Renewed Address to the Men of the Kingdom Who Have Gone Beyond Hegel

§ I.4. embodying such corrections and refinements as the editor has been led to make in consequence of the replies received to the present issue's Address ] M (fol. 4r, line 7): idet jeg har indfattet saadanne Berigtigelser og Forfinelser som de modtagne Svar har foranlediget mig at gjøre. B (1934): identical. — The Andet Hefte's Renewed Address opens by acknowledging that replies have been received in the interval since the Første Hefte. The acknowledgement is fictional in two senses: first, the replies acknowledged are the same fictional Correspondence Section letters of the Første Hefte (no further actual replies having been received in the intervening six months); second, the corrections and refinements the Renewed Address claims to have undertaken are, on inspection, marginal — the Address's substantive request is reissued in nearly identical form. The fictional structure is consistent with the Andet Hefte's general procedure of appearing to advance its own conversation while in fact reissuing the conversation of the Første Hefte.


On Going-Beyond as a Speculative Operation

General note. The Andet Hefte's Section II — Notabene's principal philosophical statement of the Aufhebung in vacuo doctrine — is the journal's most ambitious theoretical contribution and the place at which the speculative-procedural critique of Vols. I, IV, V, VI is most fully articulated. The doctrine of Aufhebung in vacuo — that the going-beyond operation may occur without a determinate destination, so that the going is the entirety of the operation — is the philosophical complement to the announcement-promise-eleventh-book triad of Vol. VII § 12.

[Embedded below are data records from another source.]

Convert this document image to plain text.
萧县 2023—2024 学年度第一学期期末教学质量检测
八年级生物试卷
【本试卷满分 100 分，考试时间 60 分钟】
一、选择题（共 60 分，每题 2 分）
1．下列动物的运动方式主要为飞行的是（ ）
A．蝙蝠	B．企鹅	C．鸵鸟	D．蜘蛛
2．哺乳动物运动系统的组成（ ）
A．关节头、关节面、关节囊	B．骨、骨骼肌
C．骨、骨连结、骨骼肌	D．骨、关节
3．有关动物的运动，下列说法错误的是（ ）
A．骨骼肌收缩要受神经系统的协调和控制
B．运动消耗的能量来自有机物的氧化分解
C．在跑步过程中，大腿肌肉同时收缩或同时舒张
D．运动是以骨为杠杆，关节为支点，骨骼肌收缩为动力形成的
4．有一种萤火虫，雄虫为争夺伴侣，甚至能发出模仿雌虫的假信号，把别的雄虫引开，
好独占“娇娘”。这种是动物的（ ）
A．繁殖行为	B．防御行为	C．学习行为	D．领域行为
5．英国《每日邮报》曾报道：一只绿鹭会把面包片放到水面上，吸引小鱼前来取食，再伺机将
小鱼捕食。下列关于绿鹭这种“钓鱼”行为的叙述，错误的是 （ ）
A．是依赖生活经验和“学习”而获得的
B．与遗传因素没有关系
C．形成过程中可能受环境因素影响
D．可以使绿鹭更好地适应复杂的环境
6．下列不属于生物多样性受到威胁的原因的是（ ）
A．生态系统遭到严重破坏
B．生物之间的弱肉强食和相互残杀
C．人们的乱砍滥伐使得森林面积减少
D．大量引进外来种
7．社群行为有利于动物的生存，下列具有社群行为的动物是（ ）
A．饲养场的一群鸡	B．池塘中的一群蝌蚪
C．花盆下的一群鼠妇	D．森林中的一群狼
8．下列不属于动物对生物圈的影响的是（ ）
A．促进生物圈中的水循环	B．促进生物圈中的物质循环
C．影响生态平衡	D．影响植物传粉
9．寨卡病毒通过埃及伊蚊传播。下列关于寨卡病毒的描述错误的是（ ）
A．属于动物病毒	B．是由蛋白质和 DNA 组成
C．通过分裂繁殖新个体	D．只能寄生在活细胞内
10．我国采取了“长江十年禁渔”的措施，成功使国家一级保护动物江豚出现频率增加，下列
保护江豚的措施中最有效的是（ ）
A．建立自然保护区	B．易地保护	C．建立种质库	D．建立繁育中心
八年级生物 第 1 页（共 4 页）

The textual situation of Section II is complex. M (fols. 23r–41v) preserves the Section in fair copy, with two substantial passages cancelled in Notabene's own hand and replaced by alternative formulations. The B 1934 printing reports neither the cancellations nor the alternatives; the present edition supplies them in the apparatus as historically significant evidence of Notabene's revisional process.


§ II.14. Aufhebung in vacuo ] M (fol. 26v, line 11): underlined in Notabene's hand. B: identical, with no typographical recognition of the underlining. — The underlining of the Latin tag in the manuscript is the only typographical marking Notabene supplied in M; B's failure to report it (or to render it by italic in the printed text) is one of the present edition's principal departures from B. The present edition prints the term in italic on first occurrence, with the underline reproduced in the apparatus's facsimile plate (Plate III of the present volume).

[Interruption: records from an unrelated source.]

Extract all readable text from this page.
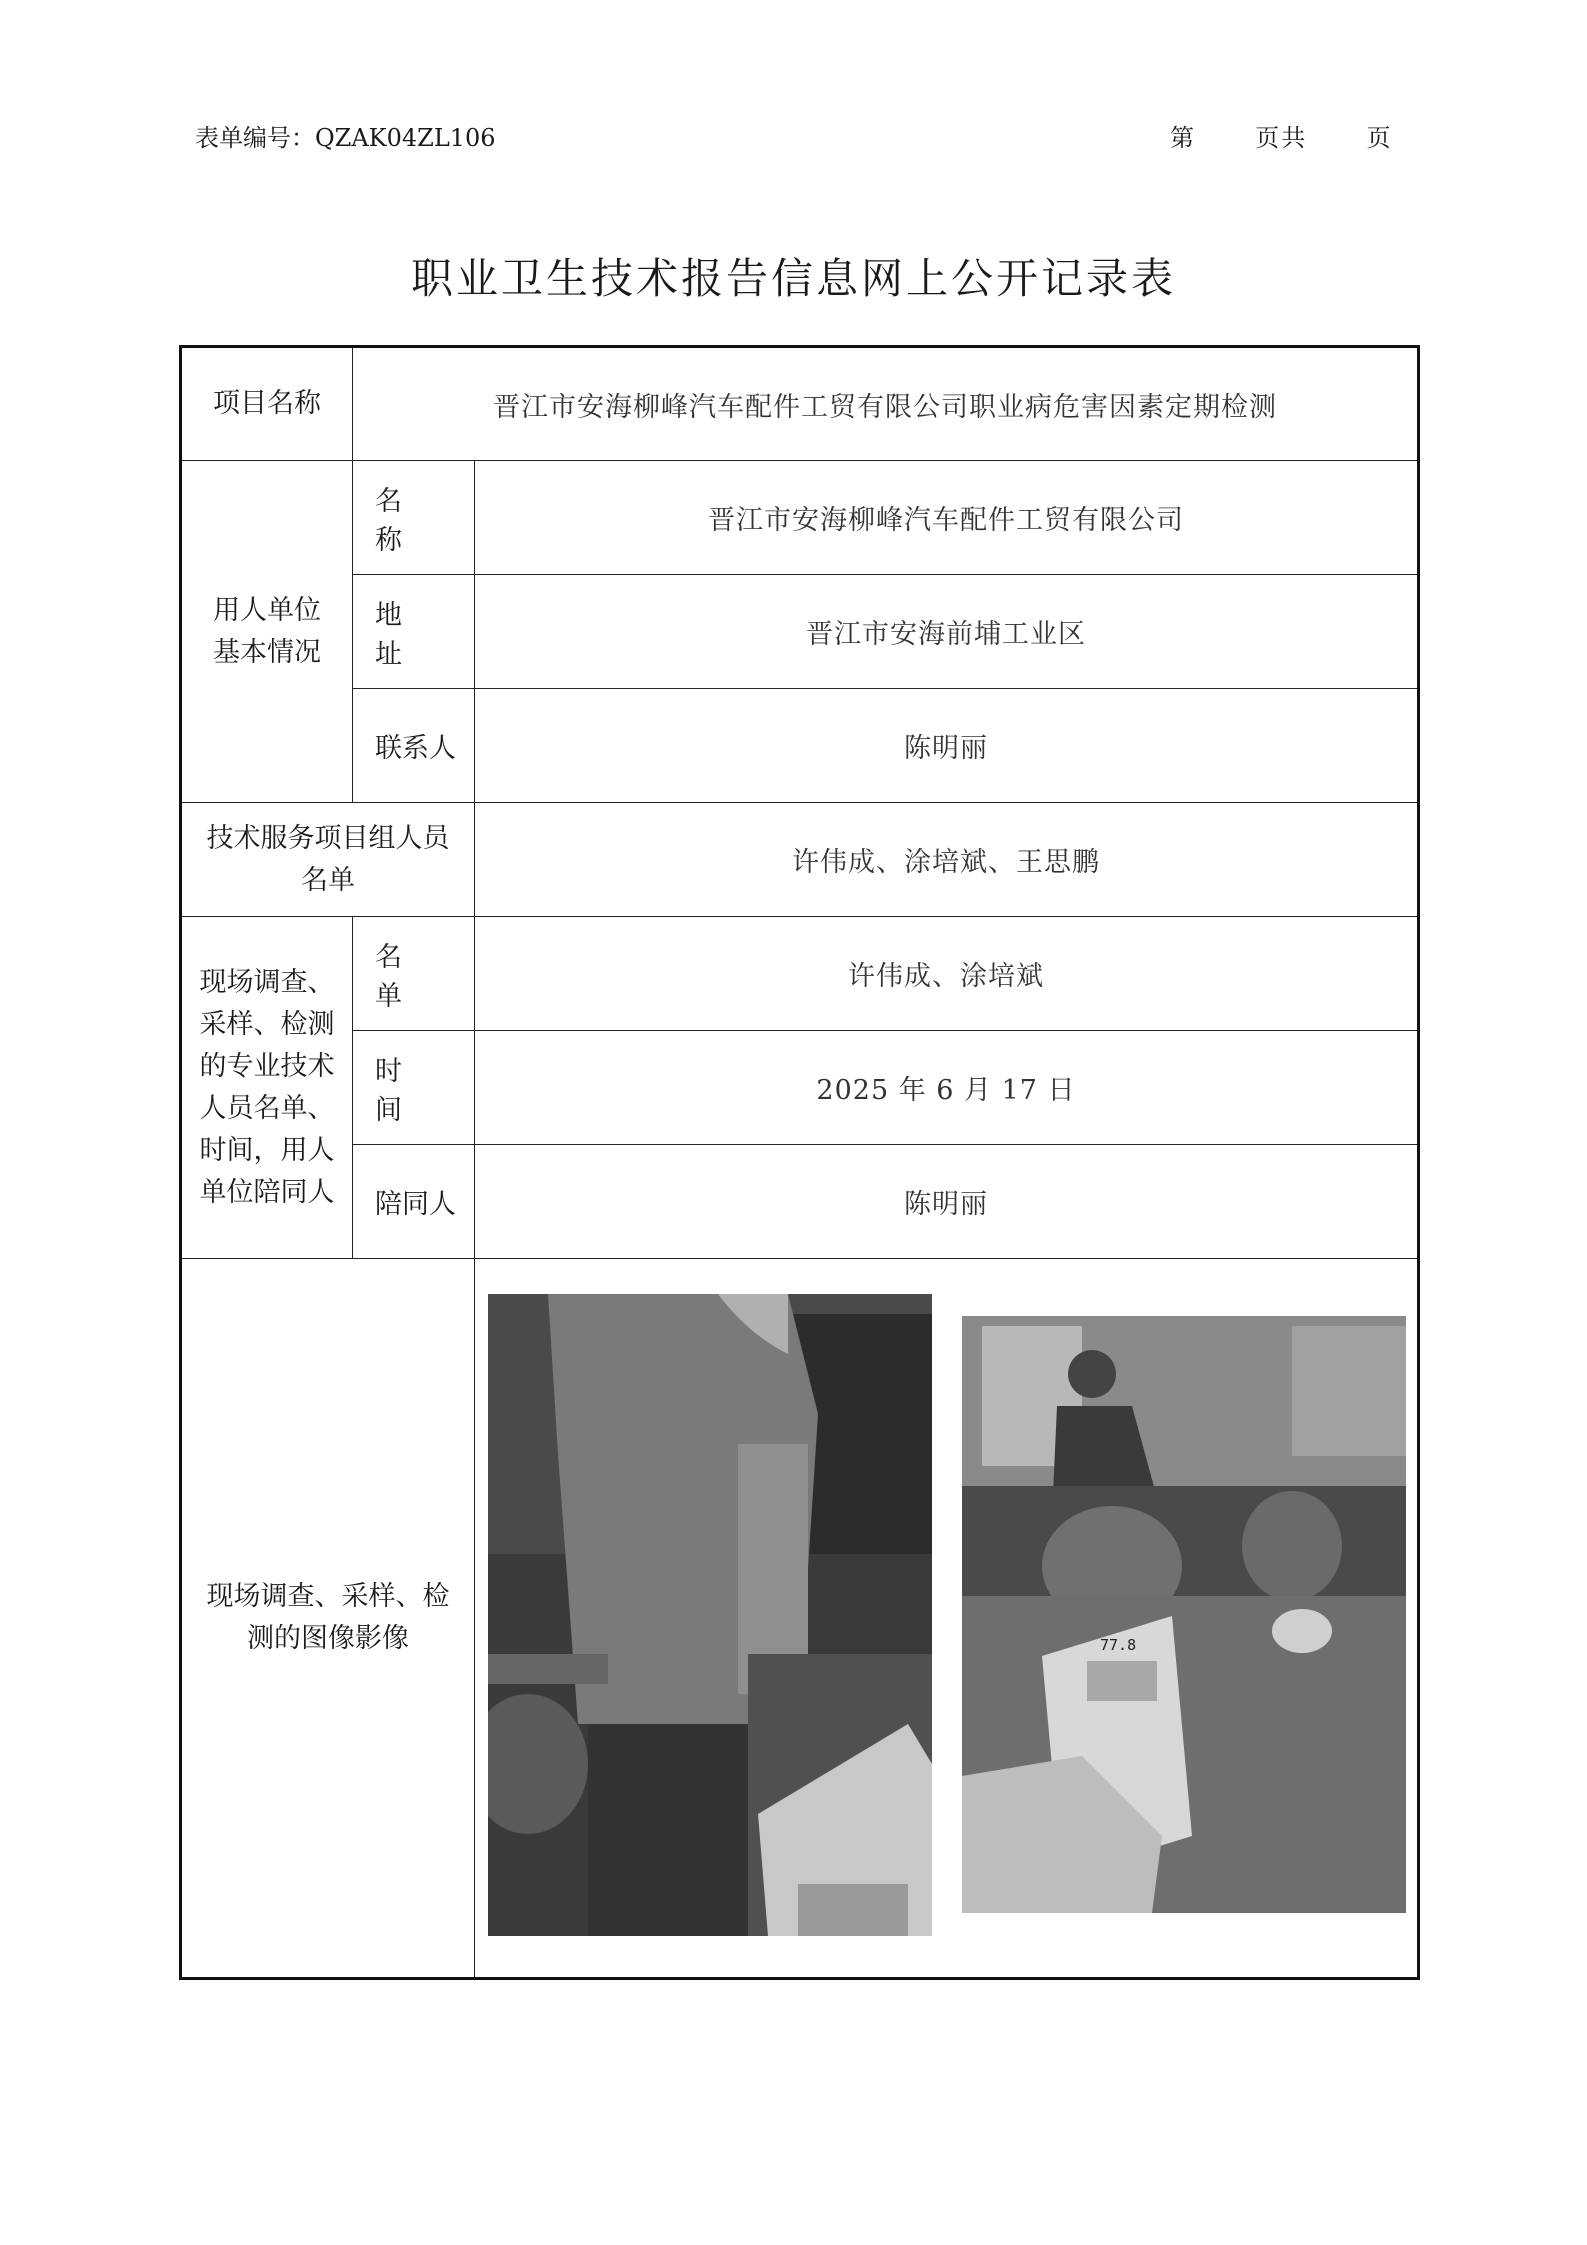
表单编号：QZAK04ZL106	第 页共 页
职业卫生技术报告信息网上公开记录表
项目名称	晋江市安海柳峰汽车配件工贸有限公司职业病危害因素定期检测	
用人单位基本情况	名 称	晋江市安海柳峰汽车配件工贸有限公司
	地 址	晋江市安海前埔工业区
	联系人	陈明丽
技术服务项目组人员名单		许伟成、涂培斌、王思鹏
现场调查、采样、检测的专业技术人员名单、时间，用人单位陪同人	名 单	许伟成、涂培斌
	时 间	2025 年 6 月 17 日
	陪同人	陈明丽
现场调查、采样、检测的图像影像		77.8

§ II.21. In the cancelled paragraph that originally followed this point — see Apparatus note, M fols. 31r–32v, where the cancelled passage is preserved. The cancellation is one of the most substantial editorial decisions Notabene appears to have made in preparing the Andet Hefte; the cancelled passage proposed a positive doctrine of speculative motion (i.e., a description of what speculative motion would look like if its destination were determinate), which the published Section II declines. Notabene's reasons for the cancellation are not directly evidenced; the most plausible reconstruction is that he found the positive proposal incompatible with his broader Socratic-editorial posture, in which the editor confesses ignorance throughout rather than supplying alternatives. The present edition reproduces the cancelled passage as Appendix C of Vol. VIII.


Correspondence Section (continued)

General note. The Andet Hefte's Correspondence Section presents twelve letters. Two are explicitly reported as not received in the interval between issues; three are reported as having been received but in forms that did not answer the Address; seven are reported in form-quoted summaries (i.e., the editor reports what the respondent would have replied, had he replied). The form-quoted summaries are the Andet Hefte's most innovative editorial procedure: by quoting replies that did not occur, the editor preserves the Socratic dialogue without requiring its participants to participate. The procedure has been read by Cappelørn (1997, p. 234) as Notabene's most precise structural analog to S. Kierkegaard's Forførerens Dagbog (in which the Seducer narrates an encounter that the narrative does not present as having actually occurred).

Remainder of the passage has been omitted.